The argument over the use of the bathroom by transgender
students would seem to be absurd on the surface and without merit to some who
embrace more progressive, thoughtful and critical views. Yet there is a deeper
issue which compels the cultural and political battle lines drawn. I remember working at my local Target store here
in Emeryville, CA some years ago, where a situation arose when the only bathrooms
available were the women’s bathroom and a bathroom where the parents could clean
and change their baby’s diapers, etc. What
was interesting about the matter is that men having a choice to use the women’s
bathroom, and/or the baby changing bathroom preferred to stand in physical
stress and pain waiting the men’s restroom to open. It was astounding as seemingly mature,
thoughtful adults, chose to get physically stressed, some visibly in pain as
they waited for the men’s restroom to open.
For many, arguments over the use of the bathroom, between good,
well intentioned and thoughtful people on all sides, are framed as concerns for
parental rights, prevention, safety and privacy within a discourse on what is moral based on sensitivities
affirmed by conservative or progressive interpretations of biblical scripture
and a social order rooted in historical desires of sexism, racism and patriarchy.
The bathroom issue presents a profound moral crisis as it echoes, at least for
this writer, actions exemplified by the election in 2008 and 2012 of Barack
Obama, the first African American, as President of the United States, the
legalization of gay marriage, women’s rights, immigration, economic and
cultural globalization, the war on terror, the decline and the gradual demise of
the white working class as a significant voice in the U.S. cultural, economic and
political arenas. The world no longer revolves around the exclusivity of
desires, interpretations, imaginations and affirmations of white society and
culture.
Despite political situations unjust, alternative facts, divisive
rhetoric, and the supposed deconstruction of the progressive, administrative
state, as stated by Steve Bannon, senior advisor to the President of the United
States at CPAC, a conservative political action convention, the U.S. is experiencing
a fundamental sociocultural shift in its social order, this will not be stopped. The use of bathrooms by transgender students
is just the tip of the iceberg. The bathroom
issue is not so much about prevention, safety or privacy, but a means to
address the reality that American society is moving beyond traditional notions
of a social order based on the desires of white society and culture, its imagination,
and its privilege as gained through genocide, enslavement, disregard for
treaties, and various forms of oppression. The reaction to this shift has resulted
in the election of a white alpha male daily proving he is unfit to be
president, the attack on a free press, the burning of Mosques, bomb threats of
Jewish Community Centers, millions of immigrants at risk of deportation, and
the desecration of Jewish cemeteries, to name a few.
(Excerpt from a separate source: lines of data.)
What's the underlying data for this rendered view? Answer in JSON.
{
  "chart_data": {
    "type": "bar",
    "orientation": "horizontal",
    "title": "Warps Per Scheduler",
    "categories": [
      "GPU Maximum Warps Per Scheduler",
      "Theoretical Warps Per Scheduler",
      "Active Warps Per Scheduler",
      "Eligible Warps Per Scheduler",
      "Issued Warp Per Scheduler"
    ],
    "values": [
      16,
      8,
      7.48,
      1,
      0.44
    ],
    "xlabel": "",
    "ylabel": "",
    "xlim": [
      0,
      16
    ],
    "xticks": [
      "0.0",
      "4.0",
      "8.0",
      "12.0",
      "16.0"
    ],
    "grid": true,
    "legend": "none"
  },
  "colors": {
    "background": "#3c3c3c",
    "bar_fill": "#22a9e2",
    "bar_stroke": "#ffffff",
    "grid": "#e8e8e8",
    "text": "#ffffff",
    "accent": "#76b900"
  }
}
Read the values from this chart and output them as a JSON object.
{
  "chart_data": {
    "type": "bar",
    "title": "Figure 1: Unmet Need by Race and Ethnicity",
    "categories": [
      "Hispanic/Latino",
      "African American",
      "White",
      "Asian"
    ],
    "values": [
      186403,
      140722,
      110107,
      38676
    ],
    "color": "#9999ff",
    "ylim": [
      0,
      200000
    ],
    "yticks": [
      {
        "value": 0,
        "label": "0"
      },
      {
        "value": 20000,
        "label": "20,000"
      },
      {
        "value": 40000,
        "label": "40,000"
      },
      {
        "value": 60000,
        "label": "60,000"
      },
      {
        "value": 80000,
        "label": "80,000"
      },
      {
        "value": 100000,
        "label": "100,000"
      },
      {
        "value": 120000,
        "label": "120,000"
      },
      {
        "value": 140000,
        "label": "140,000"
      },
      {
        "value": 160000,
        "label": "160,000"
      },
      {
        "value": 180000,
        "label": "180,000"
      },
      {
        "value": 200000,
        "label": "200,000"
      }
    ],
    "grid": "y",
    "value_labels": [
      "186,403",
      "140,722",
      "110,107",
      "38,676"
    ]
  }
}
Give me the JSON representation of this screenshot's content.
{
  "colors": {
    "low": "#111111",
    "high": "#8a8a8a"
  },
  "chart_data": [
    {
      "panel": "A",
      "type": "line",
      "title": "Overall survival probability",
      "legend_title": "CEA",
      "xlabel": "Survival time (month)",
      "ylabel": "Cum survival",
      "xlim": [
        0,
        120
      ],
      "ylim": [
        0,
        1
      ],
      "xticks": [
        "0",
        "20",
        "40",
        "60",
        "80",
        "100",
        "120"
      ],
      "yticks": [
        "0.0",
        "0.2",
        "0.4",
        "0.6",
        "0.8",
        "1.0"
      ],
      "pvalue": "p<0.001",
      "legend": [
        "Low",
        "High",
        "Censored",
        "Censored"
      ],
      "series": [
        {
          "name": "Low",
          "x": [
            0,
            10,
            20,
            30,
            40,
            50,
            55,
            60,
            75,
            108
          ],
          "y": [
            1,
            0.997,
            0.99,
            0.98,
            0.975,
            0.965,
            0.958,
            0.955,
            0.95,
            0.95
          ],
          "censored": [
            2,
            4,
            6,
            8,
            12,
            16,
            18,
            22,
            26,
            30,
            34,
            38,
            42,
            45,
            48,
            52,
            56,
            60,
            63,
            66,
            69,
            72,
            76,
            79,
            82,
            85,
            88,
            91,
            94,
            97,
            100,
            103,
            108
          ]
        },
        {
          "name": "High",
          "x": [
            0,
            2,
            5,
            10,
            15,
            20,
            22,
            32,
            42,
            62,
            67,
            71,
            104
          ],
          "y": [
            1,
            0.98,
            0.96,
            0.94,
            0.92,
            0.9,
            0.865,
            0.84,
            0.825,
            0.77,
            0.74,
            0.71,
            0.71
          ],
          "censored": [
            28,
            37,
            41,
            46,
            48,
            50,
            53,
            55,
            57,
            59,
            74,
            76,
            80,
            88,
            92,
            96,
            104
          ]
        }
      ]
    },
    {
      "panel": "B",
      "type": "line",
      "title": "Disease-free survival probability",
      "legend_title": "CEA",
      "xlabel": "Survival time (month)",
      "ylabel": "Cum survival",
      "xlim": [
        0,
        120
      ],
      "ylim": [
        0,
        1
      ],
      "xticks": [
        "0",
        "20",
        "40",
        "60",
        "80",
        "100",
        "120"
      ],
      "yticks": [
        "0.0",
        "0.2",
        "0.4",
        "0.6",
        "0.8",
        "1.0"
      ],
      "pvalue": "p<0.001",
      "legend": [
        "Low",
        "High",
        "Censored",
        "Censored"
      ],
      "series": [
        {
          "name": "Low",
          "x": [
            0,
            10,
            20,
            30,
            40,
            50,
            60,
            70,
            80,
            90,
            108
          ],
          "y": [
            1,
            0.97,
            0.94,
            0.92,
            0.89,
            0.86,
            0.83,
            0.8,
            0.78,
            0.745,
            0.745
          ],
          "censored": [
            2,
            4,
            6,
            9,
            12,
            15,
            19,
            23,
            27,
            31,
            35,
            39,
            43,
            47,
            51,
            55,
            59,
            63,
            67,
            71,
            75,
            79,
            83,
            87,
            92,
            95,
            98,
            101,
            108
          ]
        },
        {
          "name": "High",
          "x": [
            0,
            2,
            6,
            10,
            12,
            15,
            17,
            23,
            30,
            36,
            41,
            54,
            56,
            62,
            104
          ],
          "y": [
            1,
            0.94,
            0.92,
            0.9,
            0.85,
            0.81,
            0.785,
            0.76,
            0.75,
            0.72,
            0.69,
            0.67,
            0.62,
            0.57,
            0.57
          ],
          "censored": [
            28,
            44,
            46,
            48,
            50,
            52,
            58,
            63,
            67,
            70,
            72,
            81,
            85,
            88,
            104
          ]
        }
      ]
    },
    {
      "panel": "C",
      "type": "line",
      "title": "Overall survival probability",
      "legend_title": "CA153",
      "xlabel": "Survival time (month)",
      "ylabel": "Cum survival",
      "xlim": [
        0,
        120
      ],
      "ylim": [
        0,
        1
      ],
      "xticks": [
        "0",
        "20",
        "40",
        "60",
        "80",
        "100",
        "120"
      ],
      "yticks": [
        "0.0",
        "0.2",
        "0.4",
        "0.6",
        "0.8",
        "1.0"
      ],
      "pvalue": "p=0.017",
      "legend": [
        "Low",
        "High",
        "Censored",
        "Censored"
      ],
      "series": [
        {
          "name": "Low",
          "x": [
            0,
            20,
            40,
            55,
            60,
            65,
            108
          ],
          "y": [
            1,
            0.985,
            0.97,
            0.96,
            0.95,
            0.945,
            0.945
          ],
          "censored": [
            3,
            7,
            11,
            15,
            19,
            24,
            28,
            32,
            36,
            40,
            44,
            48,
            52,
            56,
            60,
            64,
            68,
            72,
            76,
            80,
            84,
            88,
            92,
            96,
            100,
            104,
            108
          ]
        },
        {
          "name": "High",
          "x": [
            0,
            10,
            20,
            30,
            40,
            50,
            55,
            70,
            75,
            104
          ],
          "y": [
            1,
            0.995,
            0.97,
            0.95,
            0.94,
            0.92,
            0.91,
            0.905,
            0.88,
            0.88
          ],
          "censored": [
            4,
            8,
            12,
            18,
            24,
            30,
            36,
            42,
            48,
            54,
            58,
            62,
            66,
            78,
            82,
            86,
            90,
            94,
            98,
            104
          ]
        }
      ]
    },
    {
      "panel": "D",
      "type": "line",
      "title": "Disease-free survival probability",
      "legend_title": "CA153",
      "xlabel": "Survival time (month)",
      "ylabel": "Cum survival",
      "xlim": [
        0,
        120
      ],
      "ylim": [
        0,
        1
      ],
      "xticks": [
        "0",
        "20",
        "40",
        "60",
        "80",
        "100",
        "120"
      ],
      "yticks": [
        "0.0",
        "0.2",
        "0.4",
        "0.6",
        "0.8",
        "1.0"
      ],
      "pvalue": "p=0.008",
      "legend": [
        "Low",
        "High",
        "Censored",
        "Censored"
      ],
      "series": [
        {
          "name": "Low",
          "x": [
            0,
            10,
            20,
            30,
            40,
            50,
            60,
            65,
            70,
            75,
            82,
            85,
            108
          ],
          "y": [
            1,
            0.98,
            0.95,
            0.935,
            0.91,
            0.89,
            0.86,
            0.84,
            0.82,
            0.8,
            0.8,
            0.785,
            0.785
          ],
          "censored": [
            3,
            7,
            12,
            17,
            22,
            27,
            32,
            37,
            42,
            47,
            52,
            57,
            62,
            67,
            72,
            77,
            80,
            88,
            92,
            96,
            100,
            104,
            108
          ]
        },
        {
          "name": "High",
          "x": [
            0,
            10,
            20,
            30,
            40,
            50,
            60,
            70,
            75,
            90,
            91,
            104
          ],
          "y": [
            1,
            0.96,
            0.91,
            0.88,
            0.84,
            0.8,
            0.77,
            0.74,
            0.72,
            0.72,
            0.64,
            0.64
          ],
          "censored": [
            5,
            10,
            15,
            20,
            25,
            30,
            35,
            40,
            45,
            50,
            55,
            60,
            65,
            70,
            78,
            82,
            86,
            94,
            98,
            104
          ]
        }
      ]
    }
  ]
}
Rescinding the rules, contrary to Title IX, on the use of bathrooms by transgender
students is just one more shot of intervention by those who fight for a more traditional
social order against the inevitable progress of a liberal progressive agenda. That
said, writing as one who is African American, transgender a woman and
progressive, I suggest that agendas emerge from those intimate authentic spaces
of being and therefore whatever intervention of religion, politics, law
enforcement, cultural or social discourses engaged are primarily confronting
questions of authenticity and how to live out that authenticity daily in the face
of oppression and in some cases repression. June Jordan, author of Civil Wars.
Touchstone, 1981, writes, Intervention
has its limits. The limits of intervention, particularly when it comes to
matters of civil rights and social justice, conjure images of Bull Conner,
water hoses and his dogs, Church Bombings, and Jim Crow, as those who stubbornly
held on to a social order that had long past. Their intervention for the sake
of a social order based on racism and the affirmation of whiteness eventually
led to their shame.
Considering Black History Month, the question for this
writer in addition to whether a transgender student can use the bathroom of
their choice is a moral one. Is the intervention by those seeking to protect or
at least, shore up a social order in transition moral? Is there moral
credibility to their argument? The many successes of the civil rights movement including
the election of Barack Obama as the 44th President of the United
States makes it clear that the morality of the argument is crucial in attaining
the justice of Micah 6:8 and a peace within unhindered by injustice.
He has told you, O mortal, what is good;
and what does the Lord require of you
but to do justice, and to love kindness,
and to walk humbly with your God?
and what does the Lord require of you
but to do justice, and to love kindness,
and to walk humbly with your God?
In closing, the use of the bathroom by transgender students must be seen within the larger context of a culture war of moral consequence at least for now being prosecuted by the local community upon the Trump administration rescinding rules regarding transgender students use of bathroom in schools and the supreme court. In this sense the bathroom issue is at the vanguard of a human rights, liberal progressive political agenda and must be defended at all cost not just for itself but for the liberation of the soul from regimes of ignorance and oppression and the freedom to be at peace within.